La Marquise, habile dans l'art du verbe, offrit une réponse empreinte de sagesse et de subtilité :
"Votre questionnement résonne avec une profondeur digne des plus grands philosophes de notre temps. En vérité, dans un royaume où le mensonge règne tel un monarque absolu, la vérité demeure telle une flamme éternelle dans la chapelle de l'âme. Car même le plus vil des mensonges ne peut exister sans l'essence première de la vérité, tout comme l'ombre ne peut être sans la lumière qui la projette. Considérez, noble Dame, que si tous mentent en ce royaume, cette affirmation même devient un paradoxe sacré. Car si tous mentent invariablement, alors leur proclamation de mentir doit elle-même être un mensonge, révélant ainsi l'existence nécessaire de la vérité. La vérité, ma chère, est semblable à l'étoile polaire qui guide les navigateurs : même voilée par les nuages du mensonge, elle demeure immuable dans sa position céleste, attendant que l'œil averti la découvre."

Mais Dame Shalima, loin de se laisser impressionner, contre-attaqua en remettant en question la stabilité même de cette affirmation :

"Si vous dites que 'tout le monde ment' est un paradoxe sacré parce qu’il implique l’existence de la vérité, alors cette affirmation-même devient instable. Après tout, si ce royaume est construit sur des mensonges absolus, pourquoi devrions-nous croire que l’affirmation ‘tout le monde ment’ est vraie? Peut-être est-ce le mensonge ultime?"

La tension monta d’un cran. Dame Vespasia, imperturbable en apparence, développa alors une réflexion plus large sur la nature de la vérité et du mensonge, unifiant ses réponses en un discours cohérent :

"Il n'y a pas de mensonge sans vérité. Chacun porte ses vrais vérités. Chacun voit ses propres vérités. Les mensonges passés deviennent les vérités d'après-demain. Les mensonges meurent en grande partie avec les personnes qui les ont dites. Ainsi avance le monde, Shalima. Okord fourmille de personnes auto-proclamées 'seigneurs' alors qu'ils n'en sont pas. L'histoire de ce pays a commencé dans le sang de barbares idiots, qui se sont rebellés contre d'autres barbares idiots. Voilà la vérité de NOTRE royaume actuel."

Après avoir écouté attentivement, Dame Shalima répliqua avec une finesse qui trahissait une profonde compréhension des enjeux :

"Si les mensonges d’hier deviennent les vérités de demain, ces vérités ne sont-elles pas, en réalité, des mensonges en attente ? Peut-être, en fait, que ce royaume n’est qu’un théâtre où les rôles changent, mais où le scénario reste fondamentalement une œuvre d’illusion.
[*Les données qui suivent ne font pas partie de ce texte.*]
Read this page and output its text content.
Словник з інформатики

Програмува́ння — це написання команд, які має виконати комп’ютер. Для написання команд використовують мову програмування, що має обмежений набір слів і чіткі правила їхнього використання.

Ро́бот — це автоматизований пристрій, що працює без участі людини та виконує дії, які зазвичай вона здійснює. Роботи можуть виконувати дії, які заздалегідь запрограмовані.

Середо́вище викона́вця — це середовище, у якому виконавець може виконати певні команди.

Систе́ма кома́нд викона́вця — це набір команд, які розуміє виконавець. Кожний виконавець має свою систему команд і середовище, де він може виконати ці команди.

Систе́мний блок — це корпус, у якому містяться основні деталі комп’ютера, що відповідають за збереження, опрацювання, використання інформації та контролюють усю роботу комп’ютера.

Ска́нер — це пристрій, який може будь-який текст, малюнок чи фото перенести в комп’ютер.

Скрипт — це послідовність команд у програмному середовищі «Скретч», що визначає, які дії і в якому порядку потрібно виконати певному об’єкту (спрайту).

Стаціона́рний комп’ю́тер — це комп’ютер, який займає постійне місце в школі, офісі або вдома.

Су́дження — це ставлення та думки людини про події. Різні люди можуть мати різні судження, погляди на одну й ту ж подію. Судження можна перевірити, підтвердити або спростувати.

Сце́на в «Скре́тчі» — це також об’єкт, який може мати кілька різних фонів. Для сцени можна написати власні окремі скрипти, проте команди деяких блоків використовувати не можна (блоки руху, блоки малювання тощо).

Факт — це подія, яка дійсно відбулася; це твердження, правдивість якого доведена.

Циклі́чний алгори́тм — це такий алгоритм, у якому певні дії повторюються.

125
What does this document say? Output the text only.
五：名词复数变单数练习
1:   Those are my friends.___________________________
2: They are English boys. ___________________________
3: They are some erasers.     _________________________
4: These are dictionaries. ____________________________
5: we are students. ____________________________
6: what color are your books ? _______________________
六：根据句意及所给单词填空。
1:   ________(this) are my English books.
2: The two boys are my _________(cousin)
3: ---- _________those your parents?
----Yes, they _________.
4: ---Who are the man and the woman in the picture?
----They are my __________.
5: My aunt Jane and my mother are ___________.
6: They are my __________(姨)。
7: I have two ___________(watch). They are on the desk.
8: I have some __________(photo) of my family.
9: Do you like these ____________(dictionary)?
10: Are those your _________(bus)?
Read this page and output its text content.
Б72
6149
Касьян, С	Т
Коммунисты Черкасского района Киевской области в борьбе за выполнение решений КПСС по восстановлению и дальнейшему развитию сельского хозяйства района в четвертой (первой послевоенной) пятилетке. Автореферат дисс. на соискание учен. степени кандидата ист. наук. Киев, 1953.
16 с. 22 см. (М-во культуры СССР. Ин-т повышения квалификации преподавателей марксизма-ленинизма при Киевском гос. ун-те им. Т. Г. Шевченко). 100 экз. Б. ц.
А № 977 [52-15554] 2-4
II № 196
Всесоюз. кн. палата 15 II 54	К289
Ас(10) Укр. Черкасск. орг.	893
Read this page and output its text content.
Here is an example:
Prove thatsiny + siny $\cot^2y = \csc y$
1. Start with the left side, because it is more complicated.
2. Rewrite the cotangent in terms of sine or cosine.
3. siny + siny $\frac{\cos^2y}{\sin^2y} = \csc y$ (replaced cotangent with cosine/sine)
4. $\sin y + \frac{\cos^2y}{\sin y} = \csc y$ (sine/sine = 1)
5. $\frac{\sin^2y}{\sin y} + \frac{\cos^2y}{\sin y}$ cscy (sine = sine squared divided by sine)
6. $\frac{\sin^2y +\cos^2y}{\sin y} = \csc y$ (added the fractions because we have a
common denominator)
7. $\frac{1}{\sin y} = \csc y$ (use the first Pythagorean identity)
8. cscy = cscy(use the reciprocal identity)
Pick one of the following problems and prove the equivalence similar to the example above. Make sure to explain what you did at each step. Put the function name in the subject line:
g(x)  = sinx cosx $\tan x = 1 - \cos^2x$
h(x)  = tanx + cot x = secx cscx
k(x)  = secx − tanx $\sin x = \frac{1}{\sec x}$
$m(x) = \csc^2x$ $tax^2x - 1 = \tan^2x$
Dès lors, la seule constante dans ce royaume n’est ni la vérité, ni le mensonge, mais le pouvoir de ceux qui dictent quelle illusion doit prévaloir.Parfois, la philosophie et les paradoxes exigent que l’on se projette dans un monde fictif, un monde qui brise les règles du nôtre"
Elle marqua une pause, laissant ses mots résonner, puis ajouta:
"Cette question vise à mettre en lumière une contradiction, qui donne naissance à un paradoxe : un royaume composé uniquement de menteurs ne peut exister. Le plus grand piège réside dans la tentation de le comparer à un royaume existant, car les règles qui y régissent la vérité et la fausseté n'y seraient pas applicables. Et ainsi, nous finissons dans l'absurde."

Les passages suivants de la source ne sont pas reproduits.